Australian Company Unveils Lab-Grown Meatball Made From Woolly Mammoth
A trio of woolly mammoths trudges over snow covered hills. Behind them, mountains with snow covered peaks rise above dark green forests of fir trees. 3D Rendering
(Daniel Eskridge/Getty Images)

A producer of lab-grown meat unveiled an ancient appetizer that’s perfect for your Paleo diet.

An Australian synthetic meat producer called Vow unveiled a meatball made from the genetic material of the woolly mammoth on Tuesday. The meatball was created using proteins synthesized from the mammoth genome, and is part of the company’s mission to fight climate change using lab-grown meat. The company will unveil the creation at the NEMO science museum in Amsterdam Tuesday evening.

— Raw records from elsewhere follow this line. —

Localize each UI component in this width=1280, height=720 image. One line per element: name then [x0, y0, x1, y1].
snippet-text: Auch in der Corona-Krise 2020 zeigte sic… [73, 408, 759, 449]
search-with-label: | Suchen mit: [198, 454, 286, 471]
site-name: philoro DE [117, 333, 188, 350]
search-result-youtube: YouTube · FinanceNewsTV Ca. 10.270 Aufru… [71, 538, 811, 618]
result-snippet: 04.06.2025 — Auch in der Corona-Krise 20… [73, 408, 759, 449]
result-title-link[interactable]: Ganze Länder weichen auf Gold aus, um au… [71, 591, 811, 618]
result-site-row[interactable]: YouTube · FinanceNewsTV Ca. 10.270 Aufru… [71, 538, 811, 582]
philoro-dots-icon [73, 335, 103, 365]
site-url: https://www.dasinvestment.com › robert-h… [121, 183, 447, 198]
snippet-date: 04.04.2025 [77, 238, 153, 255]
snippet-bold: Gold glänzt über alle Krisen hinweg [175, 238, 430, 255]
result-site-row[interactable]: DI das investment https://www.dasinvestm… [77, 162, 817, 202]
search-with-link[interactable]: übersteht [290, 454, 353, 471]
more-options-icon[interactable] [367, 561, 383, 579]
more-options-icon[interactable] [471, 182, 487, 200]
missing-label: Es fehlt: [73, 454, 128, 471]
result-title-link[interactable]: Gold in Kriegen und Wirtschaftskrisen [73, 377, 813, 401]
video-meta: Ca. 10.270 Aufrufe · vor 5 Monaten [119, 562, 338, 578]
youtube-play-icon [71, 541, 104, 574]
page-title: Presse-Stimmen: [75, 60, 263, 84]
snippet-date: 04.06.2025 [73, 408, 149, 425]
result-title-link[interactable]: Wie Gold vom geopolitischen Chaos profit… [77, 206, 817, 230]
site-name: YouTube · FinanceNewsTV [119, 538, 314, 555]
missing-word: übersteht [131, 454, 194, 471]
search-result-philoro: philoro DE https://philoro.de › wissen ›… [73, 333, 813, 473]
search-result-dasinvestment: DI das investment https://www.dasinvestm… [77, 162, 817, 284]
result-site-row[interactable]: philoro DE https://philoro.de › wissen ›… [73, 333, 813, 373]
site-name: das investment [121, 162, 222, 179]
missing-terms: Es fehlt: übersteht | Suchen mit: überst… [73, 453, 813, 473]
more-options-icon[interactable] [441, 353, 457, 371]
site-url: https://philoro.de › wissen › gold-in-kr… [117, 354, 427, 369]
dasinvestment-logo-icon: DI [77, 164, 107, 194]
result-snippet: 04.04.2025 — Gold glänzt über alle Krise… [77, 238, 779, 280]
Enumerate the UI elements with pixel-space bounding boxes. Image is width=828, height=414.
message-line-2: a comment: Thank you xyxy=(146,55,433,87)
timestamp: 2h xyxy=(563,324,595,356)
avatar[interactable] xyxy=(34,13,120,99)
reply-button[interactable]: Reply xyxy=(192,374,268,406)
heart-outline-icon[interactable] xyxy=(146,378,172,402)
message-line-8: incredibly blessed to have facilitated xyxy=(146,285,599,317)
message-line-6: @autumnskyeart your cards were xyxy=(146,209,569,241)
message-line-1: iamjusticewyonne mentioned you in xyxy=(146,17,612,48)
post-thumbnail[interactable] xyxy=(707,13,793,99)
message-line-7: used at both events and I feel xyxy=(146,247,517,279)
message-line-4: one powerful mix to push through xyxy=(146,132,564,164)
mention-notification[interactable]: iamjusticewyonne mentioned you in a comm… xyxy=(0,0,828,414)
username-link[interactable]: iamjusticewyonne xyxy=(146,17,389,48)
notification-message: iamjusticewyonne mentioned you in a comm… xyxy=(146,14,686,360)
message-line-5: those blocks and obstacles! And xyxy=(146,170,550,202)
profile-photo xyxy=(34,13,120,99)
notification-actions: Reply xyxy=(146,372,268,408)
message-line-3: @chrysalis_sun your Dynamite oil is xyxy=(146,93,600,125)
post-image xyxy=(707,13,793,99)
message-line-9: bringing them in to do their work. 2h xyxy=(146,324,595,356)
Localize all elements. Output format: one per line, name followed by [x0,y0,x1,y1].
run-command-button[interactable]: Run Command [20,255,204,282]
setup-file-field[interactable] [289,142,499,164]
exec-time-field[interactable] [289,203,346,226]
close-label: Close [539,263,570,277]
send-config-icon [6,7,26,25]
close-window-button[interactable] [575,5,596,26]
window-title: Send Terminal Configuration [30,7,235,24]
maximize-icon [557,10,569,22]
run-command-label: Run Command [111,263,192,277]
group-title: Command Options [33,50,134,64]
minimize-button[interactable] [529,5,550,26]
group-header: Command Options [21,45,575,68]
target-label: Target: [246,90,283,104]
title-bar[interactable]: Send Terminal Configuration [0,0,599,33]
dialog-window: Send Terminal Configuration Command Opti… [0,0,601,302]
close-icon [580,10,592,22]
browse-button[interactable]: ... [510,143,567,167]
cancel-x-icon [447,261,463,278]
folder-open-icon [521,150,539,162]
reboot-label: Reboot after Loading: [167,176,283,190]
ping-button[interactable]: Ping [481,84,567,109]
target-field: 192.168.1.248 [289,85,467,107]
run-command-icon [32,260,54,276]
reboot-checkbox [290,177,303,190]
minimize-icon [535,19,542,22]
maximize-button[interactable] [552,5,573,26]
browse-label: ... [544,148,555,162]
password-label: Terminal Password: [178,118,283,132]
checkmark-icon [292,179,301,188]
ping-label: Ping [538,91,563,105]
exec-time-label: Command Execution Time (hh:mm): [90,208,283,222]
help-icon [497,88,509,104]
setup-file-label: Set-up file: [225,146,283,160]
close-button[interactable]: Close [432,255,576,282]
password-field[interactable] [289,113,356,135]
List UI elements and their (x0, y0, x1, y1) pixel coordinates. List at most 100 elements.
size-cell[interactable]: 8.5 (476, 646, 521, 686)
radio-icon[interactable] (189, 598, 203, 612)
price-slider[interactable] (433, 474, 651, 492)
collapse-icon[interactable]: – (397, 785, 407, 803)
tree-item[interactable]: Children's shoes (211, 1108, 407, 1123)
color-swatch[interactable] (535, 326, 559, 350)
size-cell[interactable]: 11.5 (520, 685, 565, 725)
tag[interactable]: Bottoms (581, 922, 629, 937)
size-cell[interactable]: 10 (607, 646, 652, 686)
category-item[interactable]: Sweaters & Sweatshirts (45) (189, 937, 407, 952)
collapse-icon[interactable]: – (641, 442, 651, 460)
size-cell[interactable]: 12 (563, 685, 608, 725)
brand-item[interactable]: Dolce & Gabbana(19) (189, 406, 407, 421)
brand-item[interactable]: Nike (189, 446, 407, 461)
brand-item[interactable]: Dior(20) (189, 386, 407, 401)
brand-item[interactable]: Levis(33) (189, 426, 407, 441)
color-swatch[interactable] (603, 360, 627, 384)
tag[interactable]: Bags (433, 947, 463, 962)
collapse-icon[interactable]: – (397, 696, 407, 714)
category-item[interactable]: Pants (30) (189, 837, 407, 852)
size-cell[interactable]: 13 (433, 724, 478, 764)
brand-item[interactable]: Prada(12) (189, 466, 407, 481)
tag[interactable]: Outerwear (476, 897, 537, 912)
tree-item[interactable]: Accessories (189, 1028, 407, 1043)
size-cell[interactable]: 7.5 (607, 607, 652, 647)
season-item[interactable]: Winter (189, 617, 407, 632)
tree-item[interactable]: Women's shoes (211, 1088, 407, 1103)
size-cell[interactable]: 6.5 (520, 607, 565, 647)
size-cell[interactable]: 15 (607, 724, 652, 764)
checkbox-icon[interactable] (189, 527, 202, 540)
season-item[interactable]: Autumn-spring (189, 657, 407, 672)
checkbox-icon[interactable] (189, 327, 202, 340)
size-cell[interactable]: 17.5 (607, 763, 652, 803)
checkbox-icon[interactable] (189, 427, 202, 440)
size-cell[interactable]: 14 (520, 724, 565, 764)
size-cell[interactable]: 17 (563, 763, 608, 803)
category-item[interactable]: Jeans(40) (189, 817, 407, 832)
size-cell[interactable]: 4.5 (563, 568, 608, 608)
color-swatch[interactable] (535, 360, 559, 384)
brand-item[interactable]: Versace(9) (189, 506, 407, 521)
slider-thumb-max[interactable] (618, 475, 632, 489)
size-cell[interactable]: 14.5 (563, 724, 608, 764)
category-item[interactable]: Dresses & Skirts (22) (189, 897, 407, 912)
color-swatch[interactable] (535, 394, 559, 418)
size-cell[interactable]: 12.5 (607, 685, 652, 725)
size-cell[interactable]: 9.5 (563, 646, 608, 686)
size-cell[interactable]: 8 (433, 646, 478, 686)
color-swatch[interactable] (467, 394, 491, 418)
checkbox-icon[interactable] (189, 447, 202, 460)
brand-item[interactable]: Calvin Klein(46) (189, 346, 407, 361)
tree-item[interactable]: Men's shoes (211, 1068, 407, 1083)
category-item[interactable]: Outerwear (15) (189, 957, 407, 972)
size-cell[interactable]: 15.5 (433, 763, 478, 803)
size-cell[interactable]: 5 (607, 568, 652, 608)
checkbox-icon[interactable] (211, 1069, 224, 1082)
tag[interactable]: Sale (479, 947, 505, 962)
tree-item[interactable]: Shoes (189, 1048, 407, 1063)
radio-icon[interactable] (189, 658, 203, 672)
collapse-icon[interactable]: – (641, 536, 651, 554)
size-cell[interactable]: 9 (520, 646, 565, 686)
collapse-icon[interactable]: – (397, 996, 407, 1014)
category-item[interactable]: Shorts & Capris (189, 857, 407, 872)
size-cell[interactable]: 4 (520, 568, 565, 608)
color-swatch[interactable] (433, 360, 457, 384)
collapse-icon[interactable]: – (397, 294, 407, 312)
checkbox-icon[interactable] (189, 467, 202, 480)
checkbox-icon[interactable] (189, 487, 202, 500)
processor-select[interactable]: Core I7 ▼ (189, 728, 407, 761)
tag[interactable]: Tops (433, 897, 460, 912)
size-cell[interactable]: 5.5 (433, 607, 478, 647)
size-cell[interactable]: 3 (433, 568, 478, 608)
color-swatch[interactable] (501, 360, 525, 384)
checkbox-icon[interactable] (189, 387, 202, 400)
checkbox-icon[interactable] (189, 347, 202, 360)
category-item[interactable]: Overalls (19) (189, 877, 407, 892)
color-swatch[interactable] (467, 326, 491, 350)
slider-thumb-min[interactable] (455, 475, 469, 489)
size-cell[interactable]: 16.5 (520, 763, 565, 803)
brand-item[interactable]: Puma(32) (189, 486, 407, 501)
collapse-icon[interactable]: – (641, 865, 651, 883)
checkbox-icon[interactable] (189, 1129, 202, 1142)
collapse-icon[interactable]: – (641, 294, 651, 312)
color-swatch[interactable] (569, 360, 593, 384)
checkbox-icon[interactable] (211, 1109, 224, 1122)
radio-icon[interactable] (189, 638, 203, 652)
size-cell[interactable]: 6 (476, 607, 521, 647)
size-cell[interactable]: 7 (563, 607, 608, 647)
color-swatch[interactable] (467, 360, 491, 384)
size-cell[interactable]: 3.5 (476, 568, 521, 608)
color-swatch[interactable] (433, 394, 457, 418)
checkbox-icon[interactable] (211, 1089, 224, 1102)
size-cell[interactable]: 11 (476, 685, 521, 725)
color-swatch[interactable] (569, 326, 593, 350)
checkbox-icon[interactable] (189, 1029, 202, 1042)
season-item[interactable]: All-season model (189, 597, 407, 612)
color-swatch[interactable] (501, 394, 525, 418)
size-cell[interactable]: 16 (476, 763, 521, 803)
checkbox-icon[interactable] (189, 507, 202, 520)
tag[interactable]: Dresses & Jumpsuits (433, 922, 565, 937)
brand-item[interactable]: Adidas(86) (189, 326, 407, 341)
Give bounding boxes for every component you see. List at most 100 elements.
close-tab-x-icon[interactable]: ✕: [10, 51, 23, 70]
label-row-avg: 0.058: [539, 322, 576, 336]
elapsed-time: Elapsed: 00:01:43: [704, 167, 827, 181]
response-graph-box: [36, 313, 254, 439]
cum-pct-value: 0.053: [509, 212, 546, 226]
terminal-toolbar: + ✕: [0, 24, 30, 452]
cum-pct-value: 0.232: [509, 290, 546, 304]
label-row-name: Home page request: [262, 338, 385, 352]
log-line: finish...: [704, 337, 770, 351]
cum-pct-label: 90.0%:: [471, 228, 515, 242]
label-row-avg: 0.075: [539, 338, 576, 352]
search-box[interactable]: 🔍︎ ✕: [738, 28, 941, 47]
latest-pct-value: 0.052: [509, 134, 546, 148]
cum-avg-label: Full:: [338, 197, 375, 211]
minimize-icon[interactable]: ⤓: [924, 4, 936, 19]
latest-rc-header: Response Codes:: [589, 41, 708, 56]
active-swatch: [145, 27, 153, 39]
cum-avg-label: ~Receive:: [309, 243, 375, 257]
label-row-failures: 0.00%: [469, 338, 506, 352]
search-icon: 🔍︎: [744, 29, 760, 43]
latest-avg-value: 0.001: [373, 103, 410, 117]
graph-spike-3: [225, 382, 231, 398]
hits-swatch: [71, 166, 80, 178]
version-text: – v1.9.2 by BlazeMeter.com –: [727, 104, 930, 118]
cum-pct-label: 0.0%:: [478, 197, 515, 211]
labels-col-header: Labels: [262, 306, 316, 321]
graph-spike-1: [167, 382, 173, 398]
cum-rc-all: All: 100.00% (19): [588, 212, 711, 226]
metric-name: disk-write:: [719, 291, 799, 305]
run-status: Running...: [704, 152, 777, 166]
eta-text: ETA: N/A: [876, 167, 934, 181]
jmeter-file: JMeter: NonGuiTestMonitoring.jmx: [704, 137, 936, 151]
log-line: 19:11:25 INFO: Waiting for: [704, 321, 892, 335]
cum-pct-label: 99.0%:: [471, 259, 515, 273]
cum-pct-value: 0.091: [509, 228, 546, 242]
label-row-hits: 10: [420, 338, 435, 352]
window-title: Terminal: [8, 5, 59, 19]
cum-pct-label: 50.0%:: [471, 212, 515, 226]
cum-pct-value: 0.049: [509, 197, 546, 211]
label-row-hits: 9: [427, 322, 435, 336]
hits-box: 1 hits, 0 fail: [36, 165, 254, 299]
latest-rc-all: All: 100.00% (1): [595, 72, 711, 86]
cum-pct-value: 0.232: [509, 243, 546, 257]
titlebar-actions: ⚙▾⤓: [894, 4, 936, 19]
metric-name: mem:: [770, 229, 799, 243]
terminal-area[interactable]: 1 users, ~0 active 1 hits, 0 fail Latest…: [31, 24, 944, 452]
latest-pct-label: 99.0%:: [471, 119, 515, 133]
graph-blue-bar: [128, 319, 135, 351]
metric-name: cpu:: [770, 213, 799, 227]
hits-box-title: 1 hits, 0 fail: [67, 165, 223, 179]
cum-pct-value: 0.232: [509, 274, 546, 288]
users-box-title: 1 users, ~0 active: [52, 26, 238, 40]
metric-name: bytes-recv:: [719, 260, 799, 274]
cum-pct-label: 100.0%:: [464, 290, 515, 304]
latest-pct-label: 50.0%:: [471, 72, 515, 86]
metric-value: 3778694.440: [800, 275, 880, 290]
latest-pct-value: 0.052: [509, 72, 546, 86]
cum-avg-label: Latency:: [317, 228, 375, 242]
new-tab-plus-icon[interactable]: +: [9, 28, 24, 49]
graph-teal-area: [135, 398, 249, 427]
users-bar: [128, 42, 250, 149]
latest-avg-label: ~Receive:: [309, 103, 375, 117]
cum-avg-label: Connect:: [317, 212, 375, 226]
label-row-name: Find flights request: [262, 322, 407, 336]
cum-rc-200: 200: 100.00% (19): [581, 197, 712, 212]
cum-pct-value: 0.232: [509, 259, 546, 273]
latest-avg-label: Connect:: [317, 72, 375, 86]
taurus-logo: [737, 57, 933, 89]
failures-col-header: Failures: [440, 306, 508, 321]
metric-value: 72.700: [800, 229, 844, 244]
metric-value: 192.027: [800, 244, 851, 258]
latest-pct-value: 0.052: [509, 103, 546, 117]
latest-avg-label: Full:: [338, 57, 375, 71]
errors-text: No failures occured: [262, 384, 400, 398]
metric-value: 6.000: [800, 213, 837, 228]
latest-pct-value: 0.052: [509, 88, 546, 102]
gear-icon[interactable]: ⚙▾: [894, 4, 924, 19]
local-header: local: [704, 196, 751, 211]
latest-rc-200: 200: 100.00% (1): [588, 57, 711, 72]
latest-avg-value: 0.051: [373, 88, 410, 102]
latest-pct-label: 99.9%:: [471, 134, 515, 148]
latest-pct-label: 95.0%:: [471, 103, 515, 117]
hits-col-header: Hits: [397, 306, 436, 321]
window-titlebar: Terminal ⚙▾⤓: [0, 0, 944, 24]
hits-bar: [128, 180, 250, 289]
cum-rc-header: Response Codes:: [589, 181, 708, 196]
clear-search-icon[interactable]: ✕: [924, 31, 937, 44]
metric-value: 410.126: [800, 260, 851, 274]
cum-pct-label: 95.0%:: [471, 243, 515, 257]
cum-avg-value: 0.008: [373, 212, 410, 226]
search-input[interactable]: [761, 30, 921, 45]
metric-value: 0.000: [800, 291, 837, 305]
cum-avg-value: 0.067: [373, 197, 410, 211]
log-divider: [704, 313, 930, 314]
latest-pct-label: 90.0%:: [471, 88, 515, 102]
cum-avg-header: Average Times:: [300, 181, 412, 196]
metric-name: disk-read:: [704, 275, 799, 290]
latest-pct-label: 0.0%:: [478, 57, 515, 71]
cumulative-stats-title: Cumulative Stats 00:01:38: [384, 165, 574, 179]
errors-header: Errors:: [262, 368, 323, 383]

The mammoth meatball was created with the help of Ernst Wolvetang, a researcher at the Australian Institute for Bioengineering at the University of Queensland. Wolvetang synthesized mammoth muscle tissue using a DNA sequence for myoglobin, the protein responsible for the pigment and flavor of red meat. He then filled in a few gaps in the genetic material using DNA from the African elephant, a close relative of mammoths. The DNA was then implanted in myoblasts — the precursors to muscle cells— from a sheep. It was then replicated into about 20 billion cells, enough to produce 400 grams of mammoth meat.

“It was ridiculously easy and fast,” Wolvetang told The Guardian. “We did this in a couple of weeks.” Wolvetang added that the original goal of the project was to create a chicken nugget out of meat from the Dodo bird, but the necessary DNA sequences do not exist.

But nobody has tasted the mammoth meatball, and it’s very likely that nobody will. “We haven’t seen this protein for thousands of years,” Wolvetang said. “So we have no idea how our immune system would react when we eat it. But if we did it again, we could certainly do it in a way that would make it more palatable to regulatory bodies.”

Wolvetang said he could understand people initially being wary of such meat: “It’s a little bit strange and new – it’s always like that at first. But from an environmental and ethical point of view, I personally think [cultivated meat] makes a lot of sense.”

The company chose the mammoth specifically to push a message of the dangers of climate change. “We chose the woolly mammoth because it’s a symbol of diversity loss and a symbol of climate change.” Vow co-founder Tim Noakesmith told The Guardian. Woolly mammoths died out at the end of the last Ice Age; it is not entirely known whether hunting by humans or habitat loss contributed to their extinction.

Lab-grown meat is also moving forward with regulatory approval in the U.S. The Food and Drug Administration (FDA) completed its first pre-market consultation for a human food made from cultured animal cells in November, according to a press release. The FDA reviewed a synthetic chicken product made by Upside Foods, and said that it had “no further questions” about it. But the product still needs to be approved by the USDA.


The mammoth meatball is not the only fossilized fare synthesized from the prehistoric DNA. In 2018, a company called Geltor used DNA from a mastodon, a distant relative of the woolly mammoth, to create gelatine from collagen proteins. That gelatine was then used to create elephant-shaped gummy candies.